When i miscarried. He did leave.
I tried Moving on. Pretending what happen before has never happen.
After a few months he tells me he’s “going to leave Her” and that he wanted “cuddles, the sweet smiles, the big brown eyes” looking back at him once more. He wanted “home cooked meals, hugs, the smell of candy and silly jokes”... he left her because she was a bikini barista and he considered her “impure”. Once again... i was An idiot. For nearly a year later. I stayed With him. Not once did i receive a compliment. No thank yous. No please. I’ve had stuff throw at me cause I’m clumsy. I’ve been called ugly because i looked Like a mess after cleaning. I’ve been yelled at. But what’s so pathetic of me... when i was consider good... he’d pet my head as if I’m some dog. Talks about moving me to where his family is. The funny thing is.... (FYI) he’s army... the people who care for me tell me everything. Yenno how it is. Small world and all. The way he talks about me... says he could do better than me. But here i am Doing laundry, dishes, cooking... his boss came over and walked in on me changing. Instead of asking if i was okay... i got Yelled at for being naked when i was Simply changing. ive never hadn’t the balls to leave him. Some part of me is scared to leave.

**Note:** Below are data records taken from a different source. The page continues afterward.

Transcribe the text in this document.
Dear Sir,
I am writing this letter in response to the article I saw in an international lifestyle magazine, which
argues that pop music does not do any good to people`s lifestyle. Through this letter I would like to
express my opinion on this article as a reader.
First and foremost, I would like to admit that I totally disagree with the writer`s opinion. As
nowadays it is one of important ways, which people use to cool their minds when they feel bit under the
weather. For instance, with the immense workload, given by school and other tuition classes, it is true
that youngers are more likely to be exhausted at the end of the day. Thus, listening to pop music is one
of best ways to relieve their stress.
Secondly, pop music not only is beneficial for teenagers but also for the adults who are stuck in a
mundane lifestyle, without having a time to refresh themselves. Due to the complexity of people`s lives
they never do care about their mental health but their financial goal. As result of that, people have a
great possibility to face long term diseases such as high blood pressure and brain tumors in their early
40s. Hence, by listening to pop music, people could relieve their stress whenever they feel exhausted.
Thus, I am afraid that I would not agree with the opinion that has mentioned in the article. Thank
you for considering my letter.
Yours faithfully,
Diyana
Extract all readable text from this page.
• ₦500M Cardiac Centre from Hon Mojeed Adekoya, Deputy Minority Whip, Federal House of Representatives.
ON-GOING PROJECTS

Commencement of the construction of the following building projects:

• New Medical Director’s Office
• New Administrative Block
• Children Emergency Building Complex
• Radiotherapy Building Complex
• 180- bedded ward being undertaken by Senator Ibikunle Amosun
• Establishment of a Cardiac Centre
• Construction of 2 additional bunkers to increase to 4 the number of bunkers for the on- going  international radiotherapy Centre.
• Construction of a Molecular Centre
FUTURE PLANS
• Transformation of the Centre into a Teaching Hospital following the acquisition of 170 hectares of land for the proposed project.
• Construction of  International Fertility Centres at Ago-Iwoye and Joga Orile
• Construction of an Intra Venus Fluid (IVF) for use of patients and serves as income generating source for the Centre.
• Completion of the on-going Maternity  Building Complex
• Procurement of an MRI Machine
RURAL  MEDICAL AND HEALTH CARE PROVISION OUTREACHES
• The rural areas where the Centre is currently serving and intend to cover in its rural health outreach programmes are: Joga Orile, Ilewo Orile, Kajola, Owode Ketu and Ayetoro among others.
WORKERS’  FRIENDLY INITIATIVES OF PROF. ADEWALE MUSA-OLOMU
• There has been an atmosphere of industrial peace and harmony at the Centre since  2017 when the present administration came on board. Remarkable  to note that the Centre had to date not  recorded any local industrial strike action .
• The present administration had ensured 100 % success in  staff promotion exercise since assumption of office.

I recently Went grocery shopping.
The weirdest thing happen.
A very good looking man approached me. Told me i was Absolutely beautiful. I felt Tiny. He toward over me. He explained very quickly how he walked passed me a few times trying to come up with something to say. But “beautiful” is all he could think of. I never Had this happen before. I figured Out his name. Simple introduction.
A few weeks later. He some how manages to find out who i am. I told Austin if i could Meet him for coffee. Have a new friend. He said sure. We met for coffee. Exchanged numbers. Talked.
Long story short. I never Felt confident in my own skin before. Idk how to describe how this feels. It’s new tbh.
Sorry if this a rambling rant. Just thinking.
I feel Like when Austin leaves to go back home for good... maybe for once... i can Disappear from his reach and leave for good.